1. How do I port this across other infrastructures if I have a different setup than the Linux/SLURM server used in the documentation?

Thank you for your question! One of the primary advantages of using Nextflow is its portability across various job schedulers and infrastructure systems, including cloud computing. While it’s challenging to provide examples for all possible variations, we recommend referring to the Nextflow executors for detailed information on how to modify the configuration file to work across different systems. Additionally, you can utilize conda environments or Docker containers to further enhance compatibility.

2. Where can I find helpful resources if I’m new to Nextflow?

If you’re new to Nextflow, we recommend checking out Nextflow’s Training, which offers valuable links and resources to help you understand workflows and get started.

3. What do the summary statistic columns created by Tractor GWAS in output files represent?

The output files are described in detail on Tractor’s GitHub. You can find explanations for the summary statistic columns there.

4. What LAI tools are currently supported for running Tractor?

Tractor currently supports several Local Ancestry Inference (LAI) tools, including RFMix2, G-Nomix, and FLARE. Tractor operates in two main steps:

  1. Extracting ancestry-specific tracts using ancestry calls and phased VCF files.
  2. Running Tractor GWAS.

If the LAI tool you are using generates an *.msp file, you can use extract_tracts.py to generate the necessary inputs and then run Tractor GWAS. For FLARE, which outputs a VCF file with both ancestry calls and genotypes, we have created a new script, extract_tracts_flare.py, to support this process.

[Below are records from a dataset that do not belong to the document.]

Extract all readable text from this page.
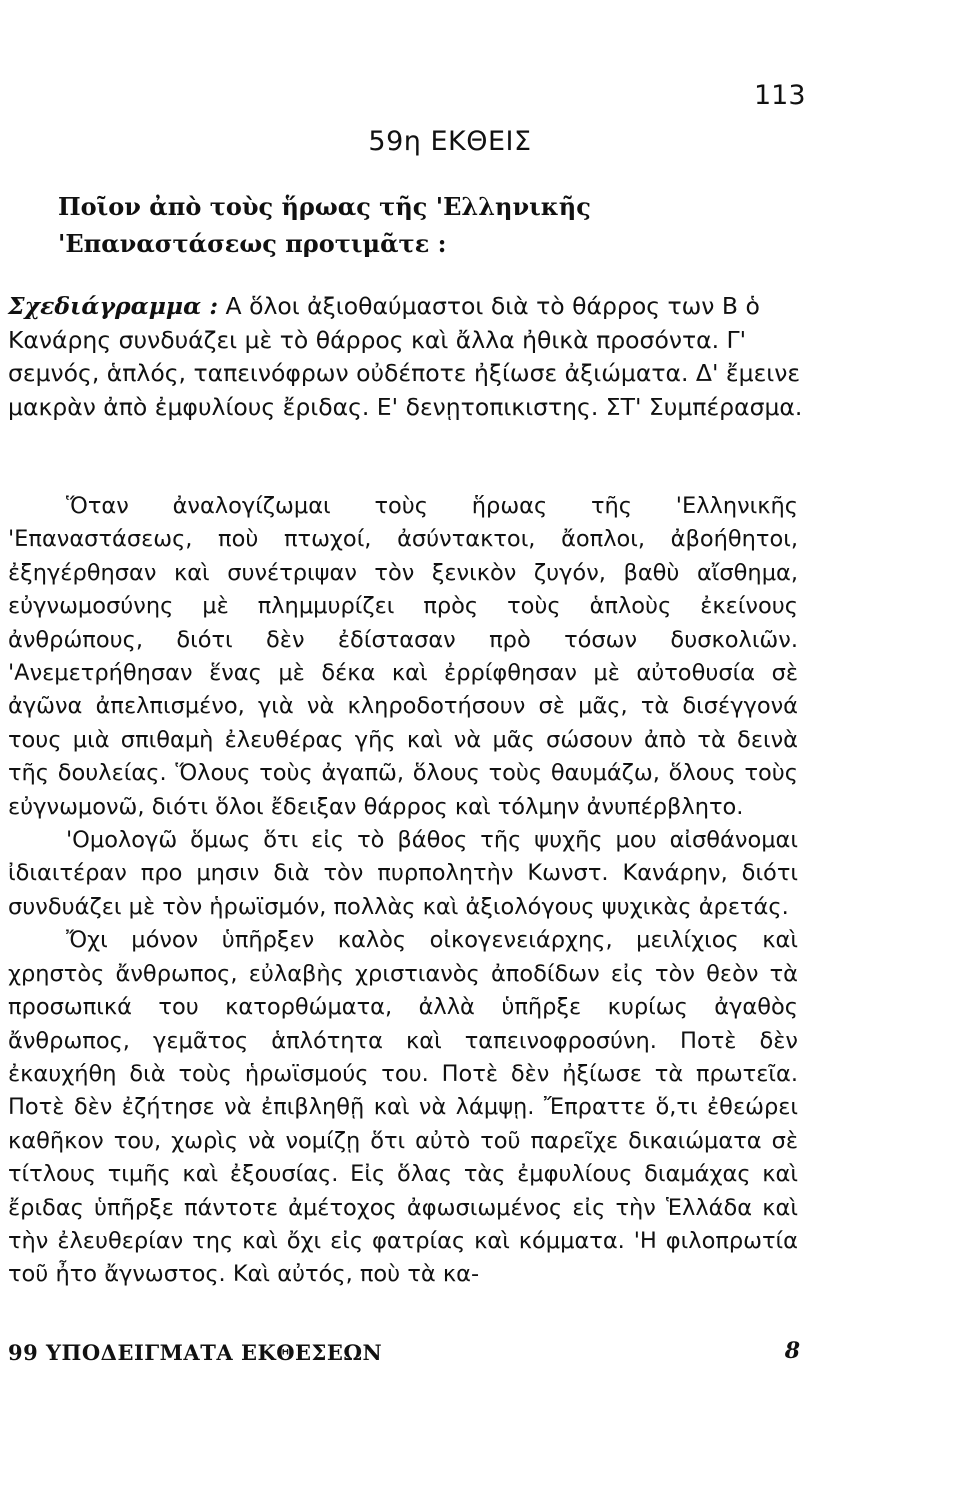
113
59η ΕΚΘΕΙΣ
Ποῖον ἀπὸ τοὺς ἥρωας τῆς 'Ελληνικῆς 'Επαναστάσεως προτιμᾶτε :
Σχεδιάγραμμα : Α ὅλοι ἀξιοθαύμαστοι διὰ τὸ θάρρος των Β ὁ Κανάρης συνδυάζει μὲ τὸ θάρρος καὶ ἄλλα ἠθικὰ προσόντα. Γ' σεμνός, ἁπλός, ταπεινόφρων οὐδέποτε ἠξίωσε ἀξιώματα. Δ' ἔμεινε μακρὰν ἀπὸ ἐμφυλίους ἔριδας. Ε' δενῃτοπικιστης. ΣΤ' Συμπέρασμα.

Ὅταν ἀναλογίζωμαι τοὺς ἥρωας τῆς 'Ελληνικῆς 'Επαναστάσεως, ποὺ πτωχοί, ἀσύντακτοι, ἄοπλοι, ἀβοήθητοι, ἐξηγέρθησαν καὶ συνέτριψαν τὸν ξενικὸν ζυγόν, βαθὺ αἴσθημα, εὐγνωμοσύνης μὲ πλημμυρίζει πρὸς τοὺς ἁπλοὺς ἐκείνους ἀνθρώπους, διότι δὲν ἐδίστασαν πρὸ τόσων δυσκολιῶν. 'Ανεμετρήθησαν ἕνας μὲ δέκα καὶ ἐρρίφθησαν μὲ αὐτοθυσία σὲ ἀγῶνα ἀπελπισμένο, γιὰ νὰ κληροδοτήσουν σὲ μᾶς, τὰ δισέγγονά τους μιὰ σπιθαμὴ ἐλευθέρας γῆς καὶ νὰ μᾶς σώσουν ἀπὸ τὰ δεινὰ τῆς δουλείας. Ὅλους τοὺς ἀγαπῶ, ὅλους τοὺς θαυμάζω, ὅλους τοὺς εὐγνωμονῶ, διότι ὅλοι ἔδειξαν θάρρος καὶ τόλμην ἀνυπέρβλητο.

'Ομολογῶ ὅμως ὅτι εἰς τὸ βάθος τῆς ψυχῆς μου αἰσθάνομαι ἰδιαιτέραν προ μησιν διὰ τὸν πυρπολητὴν Κωνστ. Κανάρην, διότι συνδυάζει μὲ τὸν ἡρωϊσμόν, πολλὰς καὶ ἀξιολόγους ψυχικὰς ἀρετάς.

Ὄχι μόνον ὑπῆρξεν καλὸς οἰκογενειάρχης, μειλίχιος καὶ χρηστὸς ἄνθρωπος, εὐλαβὴς χριστιανὸς ἀποδίδων εἰς τὸν θεὸν τὰ προσωπικά του κατορθώματα, ἀλλὰ ὑπῆρξε κυρίως ἀγαθὸς ἄνθρωπος, γεμᾶτος ἁπλότητα καὶ ταπεινοφροσύνη. Ποτὲ δὲν ἐκαυχήθη διὰ τοὺς ἡρωϊσμούς του. Ποτὲ δὲν ἠξίωσε τὰ πρωτεῖα. Ποτὲ δὲν ἐζήτησε νὰ ἐπιβληθῇ καὶ νὰ λάμψῃ. Ἔπραττε ὅ,τι ἐθεώρει καθῆκον του, χωρὶς νὰ νομίζῃ ὅτι αὐτὸ τοῦ παρεῖχε δικαιώματα σὲ τίτλους τιμῆς καὶ ἐξουσίας. Εἰς ὅλας τὰς ἐμφυλίους διαμάχας καὶ ἔριδας ὑπῆρξε πάντοτε ἀμέτοχος ἀφωσιωμένος εἰς τὴν Ἑλλάδα καὶ τὴν ἐλευθερίαν της καὶ ὄχι εἰς φατρίας καὶ κόμματα. 'Η φιλοπρωτία τοῦ ἦτο ἄγνωστος. Καὶ αὐτός, ποὺ τὰ κα-

99 ΥΠΟΔΕΙΓΜΑΤΑ ΕΚΘΕΣΕΩΝ	8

If you want to experiment with a new LAI tool, you can run the workflow modularly (one module at a time) and test the tool out. Check here for modular workflow runs.

5. If I want to run additional phenotypes on the same dataset I’ve previously used with Tractor, do I need to rerun the entire pipeline?

No, you don’t need to rerun the complete pipeline. The extracted tracts in your output directory, specifically within the 4_extract_tracts folder, can serve as the input for running additional phenotypes.

6. Where can I find genomic chunk files for SHAPEIT5?

We have provided genomic chunk files for the b37 and b38 genomes on Tractor’s GitHub here. It’s important to note that the chromosome nomenclature (chr1 v/s 1) should be consistent across your input VCF, reference VCF, genomic chunk file, and genetic map files.

7. Where can I find genetic map files for phasing/LAI?

For SHAPEIT5, genetic map files are available on SHAPEIT5’s GitHub under their resources. Please note that these files need to be reformatted to make them compatible with RFMix2 and G-Nomix requirements. For FLARE, genetic map files in PLINK format are required, as described in FLARE’s README.